L’attuale contesto di Google Shopping sotto la lente dell’Unione europea solleva domande cruciali sulla concorrenza e l’equità nel mercato digitale. Un avvocato generale della Corte di Giustizia europea ha recentemente avanzato una proposta importante: confermare la multa record di 2,4 miliardi di euro inflitta a Google Shopping dalla Commissione europea.
Questo caso ha origine da un’indagine avviata oltre sei anni fa, nel novembre del 2010. La Commissione europea, dopo un’analisi approfondita, concluse che Google avrebbe abusato della sua posizione dominante nel mercato dei motori di ricerca per favorire in modo illegale il suo servizio di comparazione dei prezzi, Google Shopping.
La pratica contestata è stata la seguente: quando un utente effettua una ricerca su Google per un prodotto, i risultati di Google Shopping vengono posizionati in modo privilegiato nella parte superiore della pagina dei risultati di ricerca. Questo posizionamento di primo piano ha comportato un vantaggio ingiusto rispetto ai servizi concorrenti, relegati più in basso o in pagine successive.
Il risultato di questo posizionamento privilegiato è stato un aumento sleale del traffico verso Google Shopping e un conseguente incremento dei profitti derivanti dalle inserzioni pubblicitarie. La Commissione europea, pertanto, decise di emettere una multa senza precedenti di 2,4 miliardi di euro a Google nel 2017.
Nonostante il ricorso presentato da Google, il tribunale generale confermò la sanzione nel 2018, sostenendo che le pratiche dell’azienda californiana erano effettivamente anticoncorrenziali. Questo portò a un ulteriore ricorso da parte di Google alla Corte di Giustizia dell’Unione europea.
L’avvocato generale Juliane Kokott ha ora espresso la sua opinione, raccomandando alla Corte di respingere l’impugnazione di Google e confermare la multa. Kokott sostiene che Google ha sfruttato la sua posizione dominante in modo scorretto, danneggiando la concorrenza e violando le normative antitrust dell’Unione europea.
È importante sottolineare che l’opinione dell’avvocato generale non è vincolante, ma costituisce un passo significativo verso la decisione finale della Corte di Giustizia. Gli esperti legali, tuttavia, notano che le raccomandazioni degli avvocati generali sono spesso seguite dalla Corte.

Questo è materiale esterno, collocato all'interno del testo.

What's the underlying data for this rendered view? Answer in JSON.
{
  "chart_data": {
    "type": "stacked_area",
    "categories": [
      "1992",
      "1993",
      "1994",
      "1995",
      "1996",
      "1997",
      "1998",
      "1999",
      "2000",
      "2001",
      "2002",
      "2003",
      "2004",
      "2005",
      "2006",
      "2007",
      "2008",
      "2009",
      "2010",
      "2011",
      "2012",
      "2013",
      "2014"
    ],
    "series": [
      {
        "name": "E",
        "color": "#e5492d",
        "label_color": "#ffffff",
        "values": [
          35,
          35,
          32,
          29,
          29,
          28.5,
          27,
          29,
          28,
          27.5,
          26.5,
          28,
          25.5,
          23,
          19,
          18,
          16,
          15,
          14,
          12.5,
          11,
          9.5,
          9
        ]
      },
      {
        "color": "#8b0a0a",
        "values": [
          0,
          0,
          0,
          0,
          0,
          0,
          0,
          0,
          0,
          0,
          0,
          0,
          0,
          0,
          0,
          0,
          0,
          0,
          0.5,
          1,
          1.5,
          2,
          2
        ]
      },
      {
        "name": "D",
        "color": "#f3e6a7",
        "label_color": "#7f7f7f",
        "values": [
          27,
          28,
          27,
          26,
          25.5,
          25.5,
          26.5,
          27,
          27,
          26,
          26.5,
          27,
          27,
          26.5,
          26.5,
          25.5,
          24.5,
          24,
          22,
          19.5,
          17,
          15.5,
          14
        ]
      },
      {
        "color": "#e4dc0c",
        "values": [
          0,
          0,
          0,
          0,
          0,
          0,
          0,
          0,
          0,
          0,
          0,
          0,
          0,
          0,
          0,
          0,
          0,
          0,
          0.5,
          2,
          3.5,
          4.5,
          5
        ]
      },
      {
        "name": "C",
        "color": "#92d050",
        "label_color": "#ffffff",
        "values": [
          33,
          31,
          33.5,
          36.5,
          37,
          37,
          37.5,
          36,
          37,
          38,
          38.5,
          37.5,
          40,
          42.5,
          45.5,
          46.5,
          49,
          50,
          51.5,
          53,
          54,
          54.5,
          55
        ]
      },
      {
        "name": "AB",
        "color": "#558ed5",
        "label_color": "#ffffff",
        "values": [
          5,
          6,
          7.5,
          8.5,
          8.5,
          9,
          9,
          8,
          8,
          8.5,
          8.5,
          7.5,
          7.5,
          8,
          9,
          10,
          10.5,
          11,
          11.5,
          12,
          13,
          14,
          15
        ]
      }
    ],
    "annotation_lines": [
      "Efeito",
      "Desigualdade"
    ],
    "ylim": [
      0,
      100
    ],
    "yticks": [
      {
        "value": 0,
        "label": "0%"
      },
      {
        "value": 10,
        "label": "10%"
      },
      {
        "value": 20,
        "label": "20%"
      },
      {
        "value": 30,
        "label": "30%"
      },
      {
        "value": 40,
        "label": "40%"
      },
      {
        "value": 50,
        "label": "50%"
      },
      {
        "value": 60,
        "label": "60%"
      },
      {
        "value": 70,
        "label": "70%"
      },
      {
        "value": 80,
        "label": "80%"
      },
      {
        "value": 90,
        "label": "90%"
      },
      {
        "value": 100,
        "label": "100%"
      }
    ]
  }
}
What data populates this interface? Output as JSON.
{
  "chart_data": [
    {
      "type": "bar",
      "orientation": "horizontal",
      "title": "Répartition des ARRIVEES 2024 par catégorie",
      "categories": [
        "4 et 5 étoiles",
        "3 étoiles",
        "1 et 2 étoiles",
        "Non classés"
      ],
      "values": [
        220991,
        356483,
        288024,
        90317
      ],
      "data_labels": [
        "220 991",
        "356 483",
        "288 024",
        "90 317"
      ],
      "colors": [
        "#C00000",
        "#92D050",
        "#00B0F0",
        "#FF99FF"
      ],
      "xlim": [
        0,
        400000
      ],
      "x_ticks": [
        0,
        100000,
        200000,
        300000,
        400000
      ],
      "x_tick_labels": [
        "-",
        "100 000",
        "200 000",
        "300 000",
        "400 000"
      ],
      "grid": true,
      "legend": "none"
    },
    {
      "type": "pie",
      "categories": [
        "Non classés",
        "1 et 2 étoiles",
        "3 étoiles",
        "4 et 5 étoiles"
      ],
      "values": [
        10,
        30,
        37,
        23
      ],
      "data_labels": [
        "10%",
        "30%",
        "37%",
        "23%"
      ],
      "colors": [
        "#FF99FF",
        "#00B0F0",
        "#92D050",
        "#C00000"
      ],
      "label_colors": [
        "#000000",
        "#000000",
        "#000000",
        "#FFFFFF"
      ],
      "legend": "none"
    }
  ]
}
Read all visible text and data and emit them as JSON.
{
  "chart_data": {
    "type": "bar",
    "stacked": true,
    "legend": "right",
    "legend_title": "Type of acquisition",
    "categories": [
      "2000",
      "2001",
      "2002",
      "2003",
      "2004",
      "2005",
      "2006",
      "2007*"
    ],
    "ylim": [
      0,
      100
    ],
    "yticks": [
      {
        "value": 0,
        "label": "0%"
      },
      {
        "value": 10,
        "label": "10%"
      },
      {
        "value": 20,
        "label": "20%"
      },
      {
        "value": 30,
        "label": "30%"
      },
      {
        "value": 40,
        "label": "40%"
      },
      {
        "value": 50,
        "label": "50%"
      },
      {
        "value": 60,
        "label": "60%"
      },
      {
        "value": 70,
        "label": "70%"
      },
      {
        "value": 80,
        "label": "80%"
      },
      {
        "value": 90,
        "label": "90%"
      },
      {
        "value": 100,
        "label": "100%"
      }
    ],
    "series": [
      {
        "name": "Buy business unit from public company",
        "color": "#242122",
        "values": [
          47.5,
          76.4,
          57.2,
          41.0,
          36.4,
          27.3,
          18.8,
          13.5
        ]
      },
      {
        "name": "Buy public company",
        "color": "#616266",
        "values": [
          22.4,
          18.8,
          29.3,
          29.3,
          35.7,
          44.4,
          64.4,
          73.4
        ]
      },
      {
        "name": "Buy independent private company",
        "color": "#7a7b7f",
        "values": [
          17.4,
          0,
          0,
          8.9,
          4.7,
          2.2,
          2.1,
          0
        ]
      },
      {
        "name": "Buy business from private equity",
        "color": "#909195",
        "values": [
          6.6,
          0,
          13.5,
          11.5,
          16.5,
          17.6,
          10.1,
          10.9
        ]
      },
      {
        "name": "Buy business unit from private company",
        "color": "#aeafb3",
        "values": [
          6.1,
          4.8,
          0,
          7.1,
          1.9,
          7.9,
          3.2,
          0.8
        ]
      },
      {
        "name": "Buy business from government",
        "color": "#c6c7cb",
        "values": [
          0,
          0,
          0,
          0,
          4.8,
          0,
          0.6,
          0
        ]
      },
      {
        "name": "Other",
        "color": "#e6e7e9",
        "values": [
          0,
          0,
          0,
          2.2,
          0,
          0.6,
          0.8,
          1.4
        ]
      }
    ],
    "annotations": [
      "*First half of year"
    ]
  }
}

Mentre si attende la sentenza definitiva dei giudici, è interessante considerare anche il contesto più ampio del mercato digitale. La vicenda solleva interrogativi sulla responsabilità delle grandi piattaforme digitali e sulla necessità di regolamentazioni più stringenti per garantire una concorrenza leale e la tutela dei consumatori.
Parallelamente a questo sviluppo, a fine ottobre 2022, una serie di concorrenti di Google ha inviato una lettera alla Commissione europea. In essa, chiedevano l’applicazione del Digital Markets Act, una legge che mira a impedire ai cosiddetti “gatekeeper” di dare un vantaggio ingiusto ai propri servizi. Questa azione è un segnale dell’attenzione crescente verso la regolamentazione delle grandi aziende tecnologiche e della loro influenza nel panorama digitale.
Il Digital Markets Act, se applicato, potrebbe avere implicazioni significative per le piattaforme come Google, che potrebbero essere costrette a riconsiderare le proprie pratiche commerciali. Tale regolamentazione potrebbe contribuire a garantire una concorrenza più equa e a prevenire eventuali abusi di posizione dominante nel futuro.
In conclusione, il caso della multa a Google Shopping rappresenta un importante banco di prova per la regolamentazione delle grandi piattaforme digitali. La decisione della Corte di Giustizia avrà conseguenze significative e potrebbe gettare le basi per ulteriori azioni normative nell’ambito del mercato digitale europeo. La necessità di bilanciare l’innovazione tecnologica con la tutela dei consumatori e la promozione di una sana concorrenza è un tema centrale che sarà sicuramente al centro di futuri dibattiti e sviluppi normativi.